The dashboard displayed network traffic statistics and allowed users to download PCAP files of captured traffic. The download URL used a sequential numeric parameter:

http://10.129.10.156/data/5

Changing the ID to another value exposed other users' captures (/data/0), confirming an Insecure Direct Object Reference (IDOR).

PCAP Analysis

The capture at /data/0 was downloaded and opened in Wireshark. The FTP traffic inside contained plaintext credentials.

nathan : Buck3tH4TF0RM3!

Initial Access (User)

The recovered credentials were reused to authenticate over SSH as nathan.

ssh nathan@10.129.10.156

This provided the initial foothold on the system. The user flag lives at /home/nathan/user.txt.

Privilege Escalation

Enumeration

linPEAS was run to look for escalation vectors and flagged an interesting capability on the Python binary.

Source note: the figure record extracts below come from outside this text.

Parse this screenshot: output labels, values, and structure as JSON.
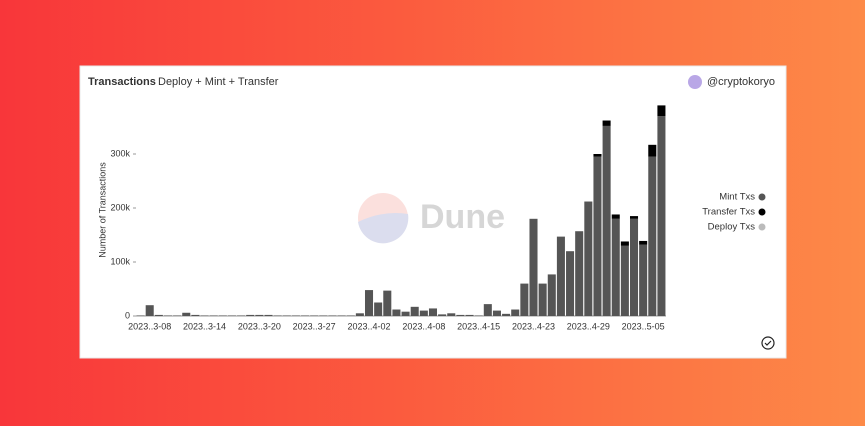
{
  "header": {
    "title": "Transactions",
    "subtitle": "Deploy + Mint + Transfer",
    "user": "@cryptokoryo"
  },
  "watermark": "Dune",
  "chart_data": {
    "type": "stacked-bar",
    "y_label": "Number of Transactions",
    "categories": [
      null,
      "2023..3-08",
      null,
      null,
      null,
      null,
      null,
      "2023..3-14",
      null,
      null,
      null,
      null,
      null,
      "2023..3-20",
      null,
      null,
      null,
      null,
      null,
      "2023..3-27",
      null,
      null,
      null,
      null,
      null,
      "2023..4-02",
      null,
      null,
      null,
      null,
      null,
      "2023..4-08",
      null,
      null,
      null,
      null,
      null,
      "2023..4-15",
      null,
      null,
      null,
      null,
      null,
      "2023..4-23",
      null,
      null,
      null,
      null,
      null,
      "2023..4-29",
      null,
      null,
      null,
      null,
      null,
      "2023..5-05",
      null,
      null
    ],
    "series": [
      {
        "name": "Mint Txs",
        "color": "#555555",
        "values": [
          1000,
          20000,
          2000,
          1000,
          1000,
          6000,
          2000,
          1000,
          1000,
          1000,
          1000,
          1000,
          2000,
          2000,
          2000,
          1000,
          1000,
          1000,
          1000,
          1000,
          1000,
          1000,
          1000,
          1000,
          5000,
          48000,
          25000,
          47000,
          12000,
          8000,
          17000,
          10000,
          14000,
          3000,
          5000,
          2000,
          2000,
          1000,
          22000,
          10000,
          4000,
          12000,
          60000,
          180000,
          60000,
          77000,
          147000,
          120000,
          157000,
          212000,
          295000,
          352000,
          180000,
          130000,
          180000,
          132000,
          295000,
          370000
        ]
      },
      {
        "name": "Transfer Txs",
        "color": "#000000",
        "values": [
          0,
          0,
          0,
          0,
          0,
          0,
          0,
          0,
          0,
          0,
          0,
          0,
          0,
          0,
          0,
          0,
          0,
          0,
          0,
          0,
          0,
          0,
          0,
          0,
          0,
          0,
          0,
          0,
          0,
          0,
          0,
          0,
          0,
          0,
          0,
          0,
          0,
          0,
          0,
          0,
          0,
          0,
          0,
          0,
          0,
          0,
          0,
          0,
          0,
          0,
          5000,
          10000,
          8000,
          8000,
          5000,
          7000,
          22000,
          20000
        ]
      },
      {
        "name": "Deploy Txs",
        "color": "#bbbbbb",
        "values": [
          0,
          0,
          0,
          0,
          0,
          0,
          0,
          0,
          0,
          0,
          0,
          0,
          0,
          0,
          0,
          0,
          0,
          0,
          0,
          0,
          0,
          0,
          0,
          0,
          0,
          0,
          0,
          0,
          0,
          0,
          0,
          0,
          0,
          0,
          0,
          0,
          0,
          0,
          0,
          0,
          0,
          0,
          0,
          0,
          0,
          0,
          0,
          0,
          0,
          0,
          0,
          0,
          0,
          0,
          0,
          0,
          0,
          0
        ]
      }
    ],
    "ylim": [
      0,
      400000
    ],
    "yticks": [
      0,
      {
        "value": 100000,
        "label": "100k"
      },
      {
        "value": 200000,
        "label": "200k"
      },
      {
        "value": 300000,
        "label": "300k"
      }
    ],
    "legend": "right"
  }
}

scp linpeas.sh nathan@10.129.10.156:/tmp/
/usr/bin/python3.8 = cap_setuid,cap_net_bind_service+eip

Abusing cap_setuid

The cap_setuid capability allows the process to change its effective UID, so Python can be used to set UID 0 and spawn a root shell.

/usr/bin/python3.8 -c 'import os; os.setuid(0); os.system("/bin/bash")'

This successfully spawned a shell as root. The root flag lives at /root/root.txt.

Vulnerability Analysis

Insecure Direct Object Reference (IDOR) — the dashboard served PCAP captures by a sequential numeric ID (/data/5), and changing the ID (/data/0) returned other users' captures, disclosing plaintext credentials. Fix: enforce per-object authorization checks server-side and use non-sequential, unguessable identifiers.

Insecure Linux capability (cap_setuid) — the Python binary carried cap_setuid, letting any user running it set UID 0 and spawn a root shell. Fix: remove unnecessary file capabilities and never grant cap_setuid to a general-purpose interpreter.